Ever since his time in Oxford, he was interested in the correlation of structure and function which led to his surgical interest in "functional reconstruction" of the urinary tract. He was particularly adept in reconstructing complex male urethral strictures. His broad training allowed him to look at the female pelvis as a whole, including bowel, vagina and urethra, rather than focus on the urological aspect alone. This "horizontal" approach led to more successful and longer lasting reconstructions. Richard’s childhood interest and skill in making things allowed him to invent and adapt surgical instruments (in his home workshop), many of which remain today in the standard urological surgical trays. These early advances in urological practice were critical to restoring urinary continence and transformed the lives of many thousands of patients. He was one of the founder members of the International Continence Society (pictured below right).

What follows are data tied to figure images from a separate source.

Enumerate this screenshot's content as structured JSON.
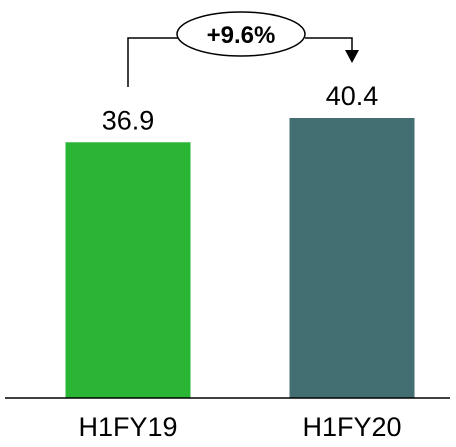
{
  "chart_data": {
    "type": "bar",
    "categories": [
      "H1FY19",
      "H1FY20"
    ],
    "values": [
      36.9,
      40.4
    ],
    "value_labels": [
      "36.9",
      "40.4"
    ],
    "colors": [
      "#2bb534",
      "#436e72"
    ],
    "ylim": [
      0,
      40.4
    ],
    "grid": false,
    "legend": "none",
    "annotation": {
      "text": "+9.6%",
      "from": "H1FY19",
      "to": "H1FY20"
    }
  }
}
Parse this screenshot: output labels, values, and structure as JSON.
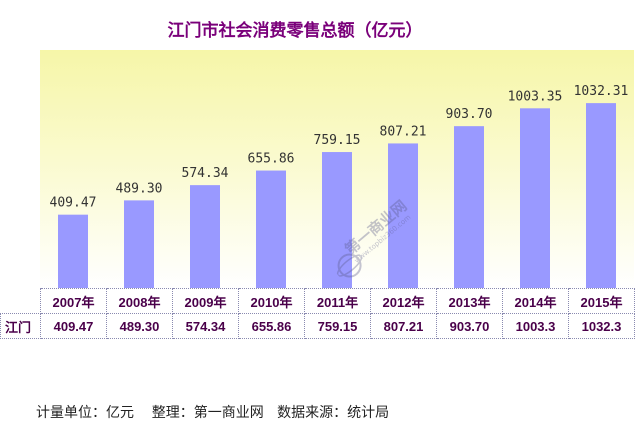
{
  "chart_data": {
    "type": "bar",
    "title": "江门市社会消费零售总额（亿元）",
    "categories": [
      "2007年",
      "2008年",
      "2009年",
      "2010年",
      "2011年",
      "2012年",
      "2013年",
      "2014年",
      "2015年"
    ],
    "series": [
      {
        "name": "江门",
        "values": [
          409.47,
          489.3,
          574.34,
          655.86,
          759.15,
          807.21,
          903.7,
          1003.35,
          1032.31
        ],
        "value_labels": [
          "409.47",
          "489.30",
          "574.34",
          "655.86",
          "759.15",
          "807.21",
          "903.70",
          "1003.35",
          "1032.31"
        ],
        "table_values": [
          "409.47",
          "489.30",
          "574.34",
          "655.86",
          "759.15",
          "807.21",
          "903.70",
          "1003.3",
          "1032.3"
        ]
      }
    ],
    "ylim": [
      0,
      1100
    ],
    "grid": false,
    "legend": "none",
    "bar_color": "#9999ff",
    "title_color": "#7a007a",
    "label_color": "#4a004a"
  },
  "footer": "计量单位：亿元    整理：第一商业网   数据来源：统计局",
  "watermark": {
    "brand": "第一商业网",
    "url": "www.topbiz360.com"
  }
}
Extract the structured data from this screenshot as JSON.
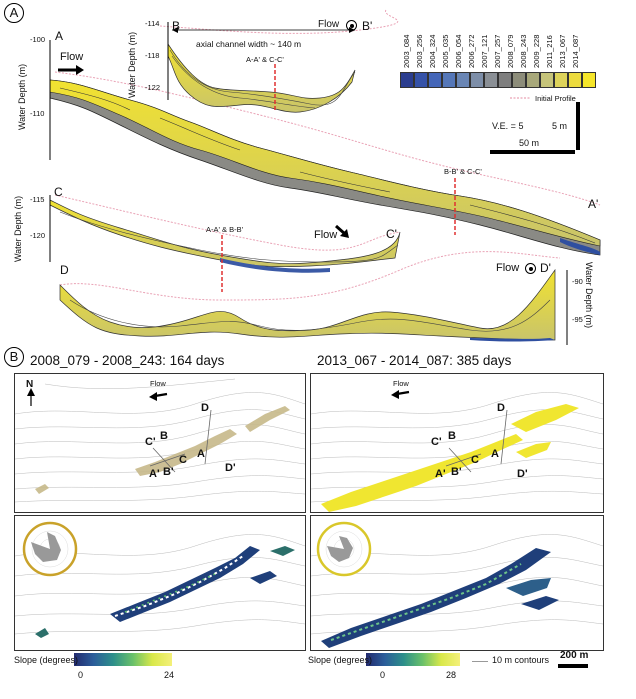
{
  "panel_a": {
    "letter": "A",
    "flow_label": "Flow",
    "ylabel_left": "Water Depth (m)",
    "ylabel_right": "Water Depth (m)",
    "ticks_left": [
      "-100",
      "-110"
    ],
    "ticks_b": [
      "-114",
      "-118",
      "-122"
    ],
    "ticks_c": [
      "-115",
      "-120"
    ],
    "ticks_right": [
      "-90",
      "-95"
    ],
    "profile_labels": {
      "A": "A",
      "A2": "A'",
      "B": "B",
      "B2": "B'",
      "C": "C",
      "C2": "C'",
      "D": "D",
      "D2": "D'"
    },
    "axial_width": "axial channel width ~ 140 m",
    "cross_ac": "A-A' & C-C'",
    "cross_bc": "B-B' & C-C'",
    "cross_ab": "A-A' & B-B'",
    "ve": "V.E. = 5",
    "scale_v": "5 m",
    "scale_h": "50 m",
    "initial_profile": "Initial Profile",
    "legend_surveys": [
      "2003_084",
      "2003_256",
      "2004_324",
      "2005_035",
      "2006_054",
      "2006_272",
      "2007_121",
      "2007_257",
      "2008_079",
      "2008_243",
      "2009_228",
      "2011_216",
      "2013_067",
      "2014_087"
    ],
    "legend_colors": [
      "#2b3d8f",
      "#3552a8",
      "#4466b8",
      "#5577b8",
      "#6a86b5",
      "#7d8ea8",
      "#8a8f95",
      "#7f7f7f",
      "#8d8d7a",
      "#a8a87a",
      "#c6c47a",
      "#ddd35a",
      "#ecdb3e",
      "#f6e62a"
    ]
  },
  "panel_b": {
    "letter": "B",
    "title_left": "2008_079 - 2008_243: 164 days",
    "title_right": "2013_067 - 2014_087: 385 days",
    "north": "N",
    "flow_label": "Flow",
    "points": {
      "A": "A",
      "A2": "A'",
      "B": "B",
      "B2": "B'",
      "C": "C",
      "C2": "C'",
      "D": "D",
      "D2": "D'"
    },
    "slope_label": "Slope (degrees)",
    "slope_left": {
      "min": "0",
      "max": "24"
    },
    "slope_right": {
      "min": "0",
      "max": "28"
    },
    "contour_label": "10 m contours",
    "scale": "200 m"
  }
}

President of the British Association of Urological Surgeons from 1982 to 1984 and was one of the instigators of the third-part specialist examination in urology.
He was given the Victor Bonney prize of the Royal College of Obstetricians and Gynaecologists in 1987, the Valentine Medal of the New York Academy of Medicine in 1991, the Gordon Watson Medal of the RCS in 1992, the Spence Medal of the American Association of Genito-Urinary Surgeons in 1997 and the William Didusch award for medical art in 2002. The EAU awarded him the Willy Gregoir Medal in 2005 and the Innovation in Urology Award in 2007.
He was made an honorary fellow of the American and Australian surgical colleges, the Urological Society of Australia and New Zealand, the American Association of Genito-Urinary Surgeons and an honorary Doctor of Science in New York. In 1992 he was made a Commander of the Order of the British Empire, by HM The Queen, for his services to medicine.
View RTW's medals on this website
RTW and his wife, Professor Dame Margaret Turner Warwick, Professor of Medicine at the Royal Brompton Hospital and the first female President of the Royal College of Physicians, were a devoted couple. In retirement in Devon, they cultivated their own fruits and vegetables with Richard continuing his reconstructive works on the garden with a 14-ton digger and a tractor.
RTW delighted in fly fishing, with Margaret frequently accompanying him to paint one of her watercolour landscapes. Sadly, Margaret predeceased him in 2017. They are survived by two daughters - one a Professor of Medicine and the other a senior art teacher - six grandchildren, of whom two are doctors, and eight great-grandchildren.
Richard Turner Warwick (21 February 1925 - 19 September 2020) was elected to BAUS membership on 4 July 1963 and he was, at the time of his death, our oldest member.